Insight
Penny and Hooper v Commissioner of Inland Revenue [2011] 25 NZTC
IMPLICATIONS
Penny & Hooper is a highly precedential decision of the Supreme Court, which created a lot of interest and concern not only within the New Zealand business community but also their legal and tax advisers.
The decision put under the spotlight the use of ordinary business vehicles, such as trusts and companies, by professional persons supplying personal services in such a way that the income they earn (or could earn) is diverted to other taxpayers (usually associated persons) on lower marginal income tax rates. The arrangement is a very common one and it is important for the practitioners, in order to advise their clients properly, to understand the specific facts of this case and how the Courts would apply the general anti-avoidance provision in these kinds of cases.
FACTS
Mr Penny and Mr Hooper each conducted their surgical practice in their own name. Later, each set up a company to purchase their practice. The companies were owned substantially by their family trusts. Each surgeon was then employed by his company to do the same work as he had undertaken while practising on his own account. There was no change in the operation of their business, however while practising on their own account, the surgeons had earned substantial income – well over $500,000 a year – but as employees they earned no more than $120,000 a year. The balance of the practice income was treated as company income and, after deductions (including surgeons’ salaries), paid by way of shareholder dividend to the family trusts. The family trusts used it either to acquire assets for the benefit of the surgeon’s family or to make loans to the surgeon, which meant that despite their lower salaries the earnings were still available to the surgeons for their family purposes, but with lower tax impost. Both Mr Penny and Mr Hooper admitted that they would not have worked for such a low salary otherwise.
Had the income been earned directly by the surgeons it would have been taxed at 39%. The effect of the arrangement was that the below market salary increased the company income, which was taxed at 33% and the fully imputed dividend was passed to the trust, which resulted in savings of 6 cents in every dollar.
The Commissioner considered that the surgeons’ salary was set at an artificially low level to take advantage of the lower company tax rate of 33%, and to avoid the 39% tax rate that the surgeons would have paid if they took their earnings by way of salary.
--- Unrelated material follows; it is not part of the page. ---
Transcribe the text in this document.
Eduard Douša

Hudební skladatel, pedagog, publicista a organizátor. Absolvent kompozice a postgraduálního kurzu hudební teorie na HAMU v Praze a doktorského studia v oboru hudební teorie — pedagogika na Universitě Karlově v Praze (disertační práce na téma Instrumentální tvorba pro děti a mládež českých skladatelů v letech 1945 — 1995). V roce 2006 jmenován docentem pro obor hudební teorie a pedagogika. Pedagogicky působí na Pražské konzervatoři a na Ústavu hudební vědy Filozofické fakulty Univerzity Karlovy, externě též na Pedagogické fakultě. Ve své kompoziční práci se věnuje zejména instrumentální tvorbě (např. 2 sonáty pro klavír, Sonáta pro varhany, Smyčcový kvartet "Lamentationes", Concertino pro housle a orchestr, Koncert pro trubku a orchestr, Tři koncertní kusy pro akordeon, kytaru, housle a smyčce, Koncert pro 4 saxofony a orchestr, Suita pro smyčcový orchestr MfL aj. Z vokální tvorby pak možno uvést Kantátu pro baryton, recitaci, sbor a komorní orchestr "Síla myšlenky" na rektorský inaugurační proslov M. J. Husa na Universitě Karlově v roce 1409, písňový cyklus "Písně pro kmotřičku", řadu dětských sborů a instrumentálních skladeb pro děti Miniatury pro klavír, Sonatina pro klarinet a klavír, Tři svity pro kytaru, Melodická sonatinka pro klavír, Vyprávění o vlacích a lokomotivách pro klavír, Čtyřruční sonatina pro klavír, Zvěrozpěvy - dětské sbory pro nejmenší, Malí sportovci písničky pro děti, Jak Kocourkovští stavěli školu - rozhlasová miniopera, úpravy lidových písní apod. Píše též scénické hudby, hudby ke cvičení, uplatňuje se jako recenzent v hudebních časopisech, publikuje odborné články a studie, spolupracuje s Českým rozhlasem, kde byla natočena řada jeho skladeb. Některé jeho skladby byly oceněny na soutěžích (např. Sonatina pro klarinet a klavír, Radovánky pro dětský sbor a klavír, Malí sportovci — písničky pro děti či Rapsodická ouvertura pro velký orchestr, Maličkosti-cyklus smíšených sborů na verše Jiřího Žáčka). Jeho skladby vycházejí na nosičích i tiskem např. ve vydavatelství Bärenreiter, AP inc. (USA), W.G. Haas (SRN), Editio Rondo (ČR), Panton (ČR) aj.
As a result, the Commissioner attributed to each of them the level of salary that would be “commercially realistic” in the circumstances and thus reduced the amount that would be taxable to the company at 33%.
SUPREME COURT DECISION
The Supreme Court found in favour of the Commissioner, on the basis that the tax advantage was at least one of the principal purposes or effects of the arrangement.
The Court did not hold that the transfer of a sole trader business to a company or trust and operating through a company or a trust is objectionable per se from a tax perspective. The objectionable point in Penny & Hooper was that most of the profit taxable to each company was taxable to the company because of tax considerations, rather than because of commercial considerations.
The Court further held that the payment of below-market salaries is not per se tax avoidance, even where it results in less tax. However, if the setting of the annual salary is influenced in more than an incidental way by the impact of taxation, the use of the structure in that way will be tax avoidance. To illustrate the distinction, the Court pointed out many instances when not paying a market salary would not be tax avoidance, even where it results in a lower amount of tax, such as:
- when a company operates at a loss or is experiencing financial difficulties;
- when the salary equals company’s profits; or
- when a company needs the funds for genuine capital expenditure.
WAY FORWARD
The above examples show that there may be other non-tax reasons why a business may pay the individual less than an arm’s-length salary over the short-term. However, the important point is that in those circumstances no other significant distributions should be made to entities associated with the individual (such as loans, dividends, salaries, service fees, trust distributions etc) so that funds come back to the individual in a circular way.
The Commissioner will look at all aspects of these arrangements to determine whether or not there is tax avoidance, so the practitioners advising in this area should keep an eye out for transactions which have more than merely incidental purpose or effect of tax avoidance, and are implemented in an artificial or contrived manner to achieve tax savings.